I think I had maybe heard the word Karoo somewhere, sometime, but we really didn’t know what it was all about. Probably you don’t either. So this is the region in South Africa on the other side of the mountains that separate it from the lush coast. There is the Karoo, strictly speaking further north, and the little Karoo where we were. It is a semi-desert region and in the summer, it is really, really hot. Like Arizona. It has vast plains, rimmed by purple mountains and lots and lots of ostrich farms! Yes, ostrich farms. Apparently the climate is too hot for cattle and other more familiar animals, but in the 19th century, ostrich were prized for their feathers, and now for their hides (the cowboy boots from Texas that little dots on them–they are ostrich probably from South Africa), and their meat. The meat is lean and tasty as long as it is seared quickly and served rare. Well done it is like that cowboy boot leather. The farmers are almost exclusively Afrikaan, which means they speak a language derived from 16th century Dutch, the original settlers. But they also speak English. They are decidedly more conservative than the English speaking folks we met on the coast, but still friendly, and since we knew nothing about the place it was fascinating and unexpectedly beautiful. Our hotel this time, La Plume, just outside of Oudtshoorn was the former ancestral home of an Ostrich Farmer name Dutoit (pronounced doo-TOW-it) but clearly speaks to some Huguenot ancestry, of which this farmer was certainly proud. But he was Afrikaan through and through.

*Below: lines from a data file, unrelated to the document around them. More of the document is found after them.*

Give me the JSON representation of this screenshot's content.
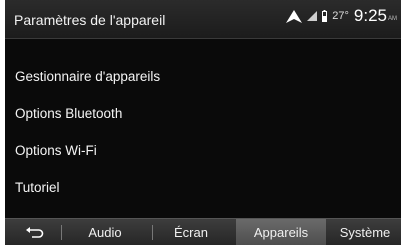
{
  "header": {
    "title": "Paramètres de l'appareil",
    "temperature": "27°",
    "time": "9:25",
    "ampm": "AM"
  },
  "menu": {
    "items": [
      {
        "label": "Gestionnaire d'appareils"
      },
      {
        "label": "Options Bluetooth"
      },
      {
        "label": "Options Wi-Fi"
      },
      {
        "label": "Tutoriel"
      }
    ]
  },
  "tabbar": {
    "tabs": [
      {
        "label": "Audio"
      },
      {
        "label": "Écran"
      },
      {
        "label": "Appareils",
        "active": true
      },
      {
        "label": "Système"
      }
    ]
  },
  "icons": {
    "back": "back-arrow-icon",
    "navigation": "navigation-arrow-icon",
    "signal": "signal-strength-icon",
    "battery": "battery-icon"
  },
  "colors": {
    "background": "#0a0a0a",
    "header": "#242424",
    "active_tab": "#5a5a5a",
    "text": "#ffffff"
  }
}
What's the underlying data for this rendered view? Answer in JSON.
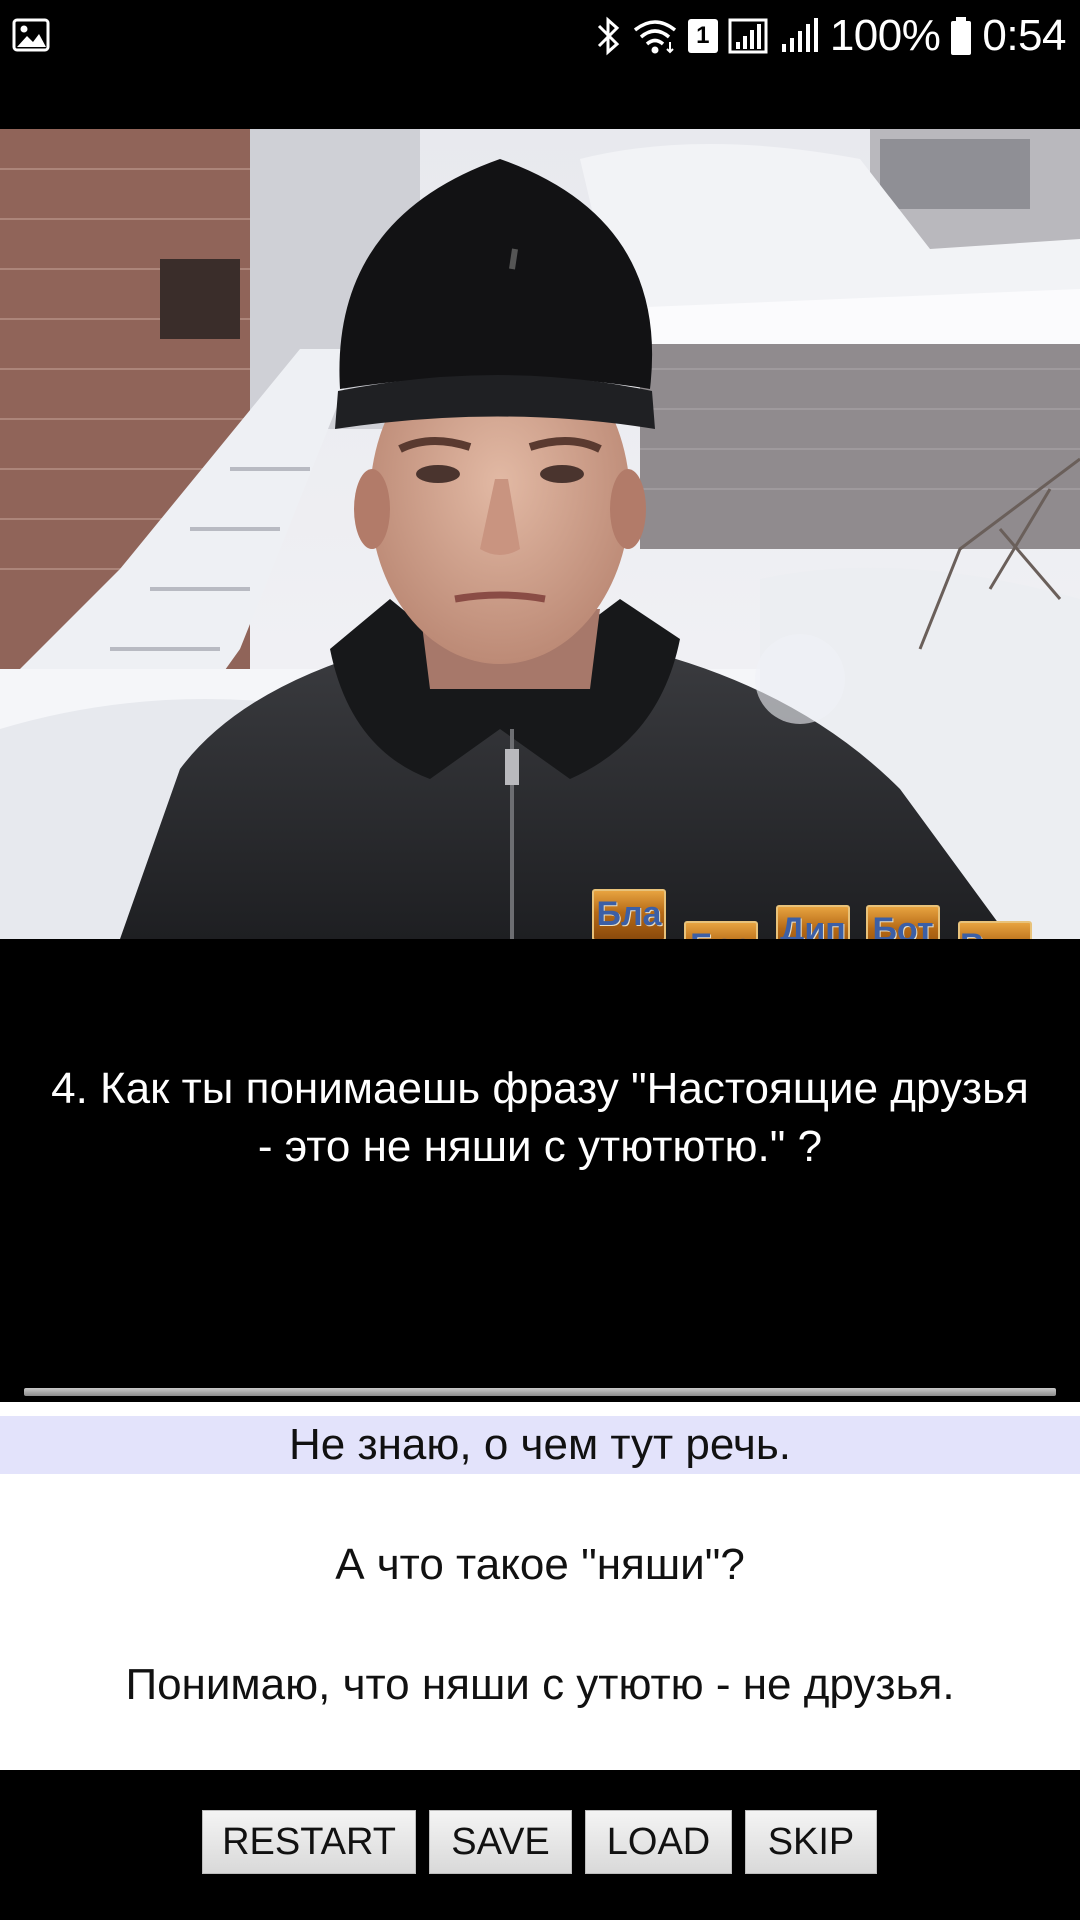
{
  "status_bar": {
    "battery": "100%",
    "time": "0:54",
    "sim_slot": "1",
    "icons": [
      "gallery-icon",
      "bluetooth-icon",
      "wifi-icon",
      "sim-1-icon",
      "signal-icon",
      "signal-icon",
      "battery-icon"
    ]
  },
  "scene": {
    "stickers": [
      "Бла",
      "Бес",
      "Дип",
      "Бот",
      "Ви..."
    ]
  },
  "question": {
    "text": "4. Как ты понимаешь фразу \"Настоящие друзья\n- это не няши с утютютю.\" ?"
  },
  "answers": [
    {
      "label": "Не знаю, о чем тут речь.",
      "selected": true
    },
    {
      "label": "А что такое \"няши\"?",
      "selected": false
    },
    {
      "label": "Понимаю, что няши с утютю - не друзья.",
      "selected": false
    }
  ],
  "buttons": {
    "restart": "RESTART",
    "save": "SAVE",
    "load": "LOAD",
    "skip": "SKIP"
  },
  "colors": {
    "background": "#000000",
    "answers_bg": "#ffffff",
    "selected_answer_bg": "#e3e3fb"
  }
}
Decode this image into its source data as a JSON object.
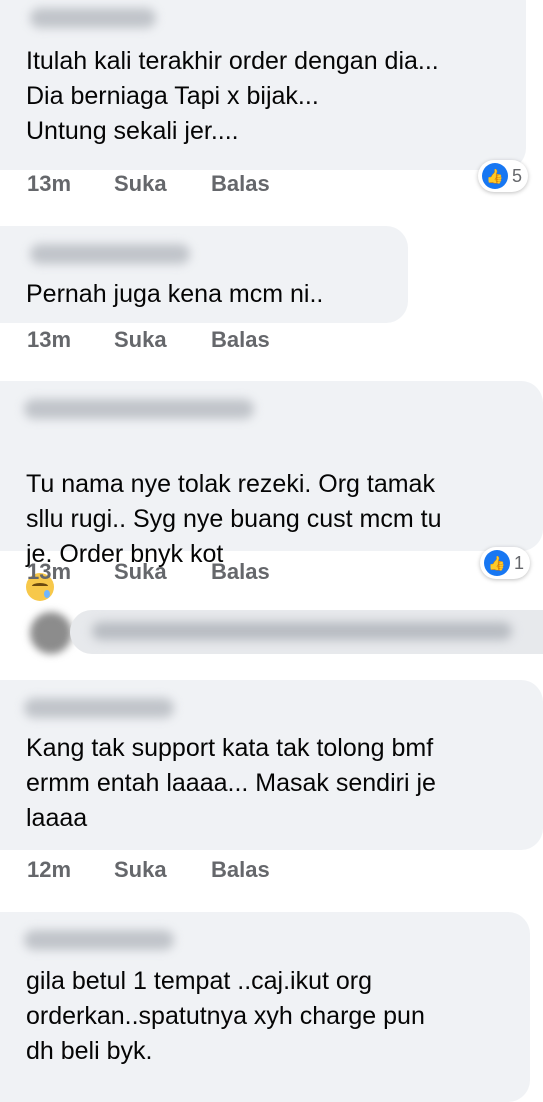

- plains and mountains in Klein Karoo
- Appparently they are really stupid
- Ostrich instead of cattle
- They come right over if you stop
- Dining room at La Plume
- View from our window at La Plume
- Wide open spaces
- Low clouds in the valleys
- La Plume
- View from La Plume
We decided to skip some of the touristy sites around but we did go to Cango Caves, and if you like caves like I do, it was great, and our guide was cool. Again, we had a bite to eat here and the grilled cheese sandwich (a South African standard), served on a big deck overlooking the mountains, was good. We had planned to drive across the treacherous Swartberg Pass and knew there would be no restaurants for a couple of hours at least, so we needed to fuel up. Oh, and we did travel with two boxes of Kind bars for emergencies. We are both known for getting super-grumpy when hungry and having a snack on hand saved us from a lot of skirmishes! In the Caves we did encounter our largest group of Americans, traveling en masse in big coaches. I don’t know why Americans seem so loud and ignorant abroad, but they do. We hid.
- Cango caves
- we were a bit jealous of the cyclists
- Protea is the national flower of SA. Must be amazing in season
- Swartberg Pass
- just beyond the top of the pass
- Latte time! And carrot cake
- The charming town of Prince Albert
- mini-antelopes
- amazing cliffs and canyons
- swimming hole
The pass was long, a little scary but it was nice to be out with the more adventurous types. Prince Albert on the other side, was a nice town with cafes, shops and restaurants. We returned to Oudtshoorn on the “normal” road, which frankly, was just as beautiful. We felt like we were driving along the bottom of the Grand Canyon. Well, it’s not as big, but it was more accessible. Ray was thrilled to see the mini-antelopes. They are about the size of medium size dogs.